Recolhia miudezas, perambulando pelas ruas com um carrinho de supermercado pintado de rosa e o rádio de pilha encontrado em sucata. Ir a depósitos de sucata consistia em sua atividade mais regular e formal, no mais, era livre.
A roupa variava conforme a estação; de algum modo, mantinha elegância na composição, com adereços como chapéus e écharpes, de brechó, e sempre sobrepostos de modo original. Algum observador mais atento, se houvesse, perceberia que se integrava à paisagem; quando as árvores exibiam galhos sem folhas, suas roupas eram de cor marrom-escuro; na florescência, usava chapéus coloridos com laços.
Ninguém sabia onde ou como morava, tampouco importava a quem a via passar com o olhar sempre à espreita, mas sem se deter no cotidiano da maioria. Estava em busca de horizontes outros.
Usava luvas, curiosamente, de boa qualidade e, com gestos de apicultura, ia apanhando objetos variados aqui e ali, que guardava no carrinho. Somente as crianças a distinguiam e lhe conferiam pessoalidade. Aproximavam-se dela e, uma ou outra vez, a ajudavam na tarefa; em silêncio, apesar da curiosidade natural delas, porque, de alguma forma, as envolvia no tempo do ritual, e as explicações pareciam supérfluas e desnecessárias.

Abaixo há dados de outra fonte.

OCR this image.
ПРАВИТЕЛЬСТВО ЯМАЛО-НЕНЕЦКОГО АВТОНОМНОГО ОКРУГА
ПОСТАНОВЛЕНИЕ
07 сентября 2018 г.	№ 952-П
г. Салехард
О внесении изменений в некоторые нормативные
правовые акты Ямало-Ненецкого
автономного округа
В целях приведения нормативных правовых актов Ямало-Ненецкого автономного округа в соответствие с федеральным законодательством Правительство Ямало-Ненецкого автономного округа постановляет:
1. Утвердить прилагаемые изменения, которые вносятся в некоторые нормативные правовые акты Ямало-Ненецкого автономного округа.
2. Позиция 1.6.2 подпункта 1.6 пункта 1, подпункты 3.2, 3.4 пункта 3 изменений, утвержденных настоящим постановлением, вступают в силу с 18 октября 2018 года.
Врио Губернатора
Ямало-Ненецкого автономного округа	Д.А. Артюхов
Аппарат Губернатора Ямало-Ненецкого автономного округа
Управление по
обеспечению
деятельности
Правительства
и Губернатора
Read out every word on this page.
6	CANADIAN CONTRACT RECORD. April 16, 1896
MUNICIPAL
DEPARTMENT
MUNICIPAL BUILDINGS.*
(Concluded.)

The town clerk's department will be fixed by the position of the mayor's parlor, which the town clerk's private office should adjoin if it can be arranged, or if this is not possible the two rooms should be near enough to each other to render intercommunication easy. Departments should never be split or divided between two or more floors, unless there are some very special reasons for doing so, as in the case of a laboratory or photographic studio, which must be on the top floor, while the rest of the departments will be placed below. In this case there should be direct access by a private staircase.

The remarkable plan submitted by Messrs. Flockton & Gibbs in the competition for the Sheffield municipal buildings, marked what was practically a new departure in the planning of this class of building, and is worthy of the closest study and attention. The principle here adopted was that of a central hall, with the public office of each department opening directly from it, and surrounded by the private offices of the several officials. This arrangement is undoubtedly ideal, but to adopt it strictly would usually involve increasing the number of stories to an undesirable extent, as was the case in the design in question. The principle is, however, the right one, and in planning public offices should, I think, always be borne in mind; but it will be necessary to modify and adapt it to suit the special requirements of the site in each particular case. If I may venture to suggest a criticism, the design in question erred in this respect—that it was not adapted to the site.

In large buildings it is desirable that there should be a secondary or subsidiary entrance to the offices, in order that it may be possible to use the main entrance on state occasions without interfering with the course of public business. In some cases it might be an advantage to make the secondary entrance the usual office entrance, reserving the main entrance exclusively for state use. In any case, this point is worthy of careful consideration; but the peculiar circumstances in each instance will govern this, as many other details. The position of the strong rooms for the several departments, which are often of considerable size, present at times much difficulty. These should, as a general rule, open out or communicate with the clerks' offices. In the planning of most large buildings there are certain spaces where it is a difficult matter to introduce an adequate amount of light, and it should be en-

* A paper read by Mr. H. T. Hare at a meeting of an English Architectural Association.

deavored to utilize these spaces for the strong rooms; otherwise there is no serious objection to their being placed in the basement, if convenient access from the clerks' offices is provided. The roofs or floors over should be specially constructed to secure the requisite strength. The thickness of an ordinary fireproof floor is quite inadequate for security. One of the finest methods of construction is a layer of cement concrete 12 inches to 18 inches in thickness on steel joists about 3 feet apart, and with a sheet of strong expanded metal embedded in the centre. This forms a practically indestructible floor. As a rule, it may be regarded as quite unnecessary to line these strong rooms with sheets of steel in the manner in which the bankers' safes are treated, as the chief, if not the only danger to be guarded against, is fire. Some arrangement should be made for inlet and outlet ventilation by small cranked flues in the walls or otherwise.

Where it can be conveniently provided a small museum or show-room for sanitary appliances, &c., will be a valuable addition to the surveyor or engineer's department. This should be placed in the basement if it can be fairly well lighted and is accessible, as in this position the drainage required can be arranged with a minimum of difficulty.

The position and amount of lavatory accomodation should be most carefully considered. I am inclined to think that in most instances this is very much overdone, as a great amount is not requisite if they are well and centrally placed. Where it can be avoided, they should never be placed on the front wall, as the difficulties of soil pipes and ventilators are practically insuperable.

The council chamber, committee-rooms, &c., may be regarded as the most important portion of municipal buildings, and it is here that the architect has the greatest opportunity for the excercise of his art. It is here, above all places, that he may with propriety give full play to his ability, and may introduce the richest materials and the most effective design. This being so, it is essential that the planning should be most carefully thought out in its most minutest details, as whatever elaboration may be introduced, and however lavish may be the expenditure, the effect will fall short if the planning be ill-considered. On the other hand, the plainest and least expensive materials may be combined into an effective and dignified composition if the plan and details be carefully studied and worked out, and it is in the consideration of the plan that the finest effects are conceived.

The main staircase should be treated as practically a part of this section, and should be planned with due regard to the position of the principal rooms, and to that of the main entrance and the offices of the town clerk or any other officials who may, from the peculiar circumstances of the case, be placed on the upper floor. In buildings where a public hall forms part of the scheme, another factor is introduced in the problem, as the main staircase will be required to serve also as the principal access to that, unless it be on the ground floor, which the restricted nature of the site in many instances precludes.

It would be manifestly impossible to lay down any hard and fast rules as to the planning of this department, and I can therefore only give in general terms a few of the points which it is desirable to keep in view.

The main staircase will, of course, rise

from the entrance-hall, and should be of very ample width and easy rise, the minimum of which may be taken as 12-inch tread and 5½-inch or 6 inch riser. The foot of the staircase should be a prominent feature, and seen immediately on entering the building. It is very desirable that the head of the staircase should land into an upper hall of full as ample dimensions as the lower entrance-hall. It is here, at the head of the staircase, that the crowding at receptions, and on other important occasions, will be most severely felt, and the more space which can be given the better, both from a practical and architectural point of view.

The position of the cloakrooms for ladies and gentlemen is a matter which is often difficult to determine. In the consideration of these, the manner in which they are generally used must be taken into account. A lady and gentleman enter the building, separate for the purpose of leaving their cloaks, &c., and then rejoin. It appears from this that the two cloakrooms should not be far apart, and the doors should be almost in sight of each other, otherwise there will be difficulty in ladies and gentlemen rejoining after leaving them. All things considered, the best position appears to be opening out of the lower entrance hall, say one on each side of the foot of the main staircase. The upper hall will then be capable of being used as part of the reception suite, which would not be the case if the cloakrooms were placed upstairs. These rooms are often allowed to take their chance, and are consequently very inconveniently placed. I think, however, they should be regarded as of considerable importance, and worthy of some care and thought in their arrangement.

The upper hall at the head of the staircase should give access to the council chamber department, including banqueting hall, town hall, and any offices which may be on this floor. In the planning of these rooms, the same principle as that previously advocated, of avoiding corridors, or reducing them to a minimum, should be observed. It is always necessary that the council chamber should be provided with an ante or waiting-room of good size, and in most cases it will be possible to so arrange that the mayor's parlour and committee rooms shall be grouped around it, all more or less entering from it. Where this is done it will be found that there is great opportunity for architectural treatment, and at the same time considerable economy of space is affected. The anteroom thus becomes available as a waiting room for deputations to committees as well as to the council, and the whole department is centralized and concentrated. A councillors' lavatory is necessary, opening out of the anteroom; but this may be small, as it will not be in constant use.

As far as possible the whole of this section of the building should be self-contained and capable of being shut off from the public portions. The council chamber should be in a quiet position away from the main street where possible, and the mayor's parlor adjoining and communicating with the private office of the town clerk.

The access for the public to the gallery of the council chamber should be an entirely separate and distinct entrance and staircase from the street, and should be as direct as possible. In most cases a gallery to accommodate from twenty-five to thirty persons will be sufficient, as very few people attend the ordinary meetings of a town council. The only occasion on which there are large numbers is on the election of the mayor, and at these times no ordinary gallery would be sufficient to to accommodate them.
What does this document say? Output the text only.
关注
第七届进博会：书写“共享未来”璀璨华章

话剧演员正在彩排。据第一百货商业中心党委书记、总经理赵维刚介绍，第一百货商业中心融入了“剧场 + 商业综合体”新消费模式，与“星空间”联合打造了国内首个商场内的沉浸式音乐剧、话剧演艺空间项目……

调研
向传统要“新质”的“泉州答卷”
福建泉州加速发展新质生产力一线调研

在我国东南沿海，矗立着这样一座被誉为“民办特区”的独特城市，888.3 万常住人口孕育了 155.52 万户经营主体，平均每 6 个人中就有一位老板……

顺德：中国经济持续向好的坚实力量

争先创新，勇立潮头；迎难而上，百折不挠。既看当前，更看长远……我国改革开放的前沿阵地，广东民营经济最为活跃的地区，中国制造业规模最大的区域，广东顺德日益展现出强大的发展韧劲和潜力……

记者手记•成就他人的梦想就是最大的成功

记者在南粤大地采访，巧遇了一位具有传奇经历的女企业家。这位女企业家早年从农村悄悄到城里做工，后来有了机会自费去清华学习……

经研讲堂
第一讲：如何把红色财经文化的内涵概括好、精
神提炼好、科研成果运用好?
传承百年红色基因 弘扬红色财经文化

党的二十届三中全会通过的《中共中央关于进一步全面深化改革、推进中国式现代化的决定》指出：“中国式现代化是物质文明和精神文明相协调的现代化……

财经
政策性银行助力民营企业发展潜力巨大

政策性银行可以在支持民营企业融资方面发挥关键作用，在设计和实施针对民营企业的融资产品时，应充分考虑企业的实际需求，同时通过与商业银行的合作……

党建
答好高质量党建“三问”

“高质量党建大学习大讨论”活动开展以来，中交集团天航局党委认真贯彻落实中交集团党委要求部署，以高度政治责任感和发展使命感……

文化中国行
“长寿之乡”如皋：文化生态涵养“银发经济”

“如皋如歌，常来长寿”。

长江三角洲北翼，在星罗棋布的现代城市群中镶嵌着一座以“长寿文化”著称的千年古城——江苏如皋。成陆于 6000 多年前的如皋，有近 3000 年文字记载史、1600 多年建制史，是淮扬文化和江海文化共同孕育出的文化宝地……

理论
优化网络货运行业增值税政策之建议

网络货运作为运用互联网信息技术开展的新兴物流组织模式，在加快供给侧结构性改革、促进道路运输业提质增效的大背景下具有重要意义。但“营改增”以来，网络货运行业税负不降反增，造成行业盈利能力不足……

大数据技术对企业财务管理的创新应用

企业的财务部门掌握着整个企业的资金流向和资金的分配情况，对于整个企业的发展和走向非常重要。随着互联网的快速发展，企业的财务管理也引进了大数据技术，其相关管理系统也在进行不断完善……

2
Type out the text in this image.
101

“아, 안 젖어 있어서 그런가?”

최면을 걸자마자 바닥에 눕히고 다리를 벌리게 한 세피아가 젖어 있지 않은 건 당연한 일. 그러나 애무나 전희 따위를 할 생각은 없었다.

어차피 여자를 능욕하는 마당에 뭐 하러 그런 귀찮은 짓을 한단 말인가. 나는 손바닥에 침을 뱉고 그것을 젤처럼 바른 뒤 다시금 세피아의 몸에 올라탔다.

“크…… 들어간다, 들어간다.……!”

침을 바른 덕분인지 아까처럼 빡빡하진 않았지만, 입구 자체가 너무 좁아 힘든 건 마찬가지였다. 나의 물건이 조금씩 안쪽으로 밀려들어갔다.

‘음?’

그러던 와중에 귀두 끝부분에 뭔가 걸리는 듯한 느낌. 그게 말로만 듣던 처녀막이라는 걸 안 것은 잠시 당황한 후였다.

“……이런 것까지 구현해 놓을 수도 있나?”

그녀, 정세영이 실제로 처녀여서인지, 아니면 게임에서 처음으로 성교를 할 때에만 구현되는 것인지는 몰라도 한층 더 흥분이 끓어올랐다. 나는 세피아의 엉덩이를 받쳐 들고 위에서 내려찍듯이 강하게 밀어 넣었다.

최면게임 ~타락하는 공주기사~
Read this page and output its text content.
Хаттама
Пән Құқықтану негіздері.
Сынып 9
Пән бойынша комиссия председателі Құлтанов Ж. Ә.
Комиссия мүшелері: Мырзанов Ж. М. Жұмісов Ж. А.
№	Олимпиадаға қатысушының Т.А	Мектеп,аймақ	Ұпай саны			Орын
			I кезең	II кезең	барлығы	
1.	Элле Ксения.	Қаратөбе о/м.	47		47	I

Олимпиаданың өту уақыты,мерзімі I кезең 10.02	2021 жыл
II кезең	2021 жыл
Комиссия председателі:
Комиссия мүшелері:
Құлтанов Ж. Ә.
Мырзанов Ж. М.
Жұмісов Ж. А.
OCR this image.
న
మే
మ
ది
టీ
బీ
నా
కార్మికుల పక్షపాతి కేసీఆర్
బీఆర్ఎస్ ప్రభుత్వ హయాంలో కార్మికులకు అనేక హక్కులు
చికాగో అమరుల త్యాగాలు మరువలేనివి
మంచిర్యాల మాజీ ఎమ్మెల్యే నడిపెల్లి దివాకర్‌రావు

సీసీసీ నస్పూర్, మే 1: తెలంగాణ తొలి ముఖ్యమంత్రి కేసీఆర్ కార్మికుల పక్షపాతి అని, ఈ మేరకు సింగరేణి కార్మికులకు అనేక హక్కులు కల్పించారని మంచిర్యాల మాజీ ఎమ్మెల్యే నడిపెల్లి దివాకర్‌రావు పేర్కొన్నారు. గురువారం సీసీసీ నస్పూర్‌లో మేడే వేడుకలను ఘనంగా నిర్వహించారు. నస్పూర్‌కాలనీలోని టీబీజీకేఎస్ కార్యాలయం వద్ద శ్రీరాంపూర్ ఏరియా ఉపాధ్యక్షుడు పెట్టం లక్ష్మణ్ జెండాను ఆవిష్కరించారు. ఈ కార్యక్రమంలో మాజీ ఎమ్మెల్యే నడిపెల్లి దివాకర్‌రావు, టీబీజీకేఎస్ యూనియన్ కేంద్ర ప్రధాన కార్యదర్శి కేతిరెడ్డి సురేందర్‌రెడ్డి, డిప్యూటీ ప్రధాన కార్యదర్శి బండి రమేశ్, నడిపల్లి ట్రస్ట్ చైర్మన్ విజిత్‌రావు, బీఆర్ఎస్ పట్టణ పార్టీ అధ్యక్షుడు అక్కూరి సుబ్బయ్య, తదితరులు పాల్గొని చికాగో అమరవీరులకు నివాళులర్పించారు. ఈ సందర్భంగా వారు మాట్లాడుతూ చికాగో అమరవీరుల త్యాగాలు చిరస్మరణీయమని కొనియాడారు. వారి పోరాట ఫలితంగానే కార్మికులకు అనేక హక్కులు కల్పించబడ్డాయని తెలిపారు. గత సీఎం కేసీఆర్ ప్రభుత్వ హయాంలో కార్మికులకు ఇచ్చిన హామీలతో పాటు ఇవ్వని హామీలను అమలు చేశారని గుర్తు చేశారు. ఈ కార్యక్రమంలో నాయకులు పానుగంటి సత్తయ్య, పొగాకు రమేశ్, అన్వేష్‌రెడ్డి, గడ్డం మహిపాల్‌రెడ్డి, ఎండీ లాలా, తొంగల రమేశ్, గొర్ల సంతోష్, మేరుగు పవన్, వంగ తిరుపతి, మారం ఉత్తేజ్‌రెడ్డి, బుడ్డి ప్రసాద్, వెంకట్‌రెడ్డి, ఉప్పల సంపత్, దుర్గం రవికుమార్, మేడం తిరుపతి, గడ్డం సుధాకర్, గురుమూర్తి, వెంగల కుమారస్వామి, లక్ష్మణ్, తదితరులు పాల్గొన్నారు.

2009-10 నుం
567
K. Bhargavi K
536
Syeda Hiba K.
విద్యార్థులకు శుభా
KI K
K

Colecionadora de sensibilidade apurada, separava os pequenos objetos – sempre pequenos -, segundo textura de materiais, brilho, opacidade, cores, formato, aspereza, suavidade. No fim do dia, tirava as luvas e tocava cada pedacinho de mundo com dedos ágeis, lavava um a um e os cheirava, sentia o gosto, acariciava, estudando suas peculiaridades, juntando e rejuntando, com devota atenção.
Alguns seriam devolvidos à natureza, jamais às ruas; outros iam formando painéis e, a cada mês, alternava aqueles que ficariam em uma tábua suspensa de sua minúscula casinha perto do rio. Nela, com letras recortadas de uma placa de alumínio, lia-se: Altar dos Sonhos Desencontrados.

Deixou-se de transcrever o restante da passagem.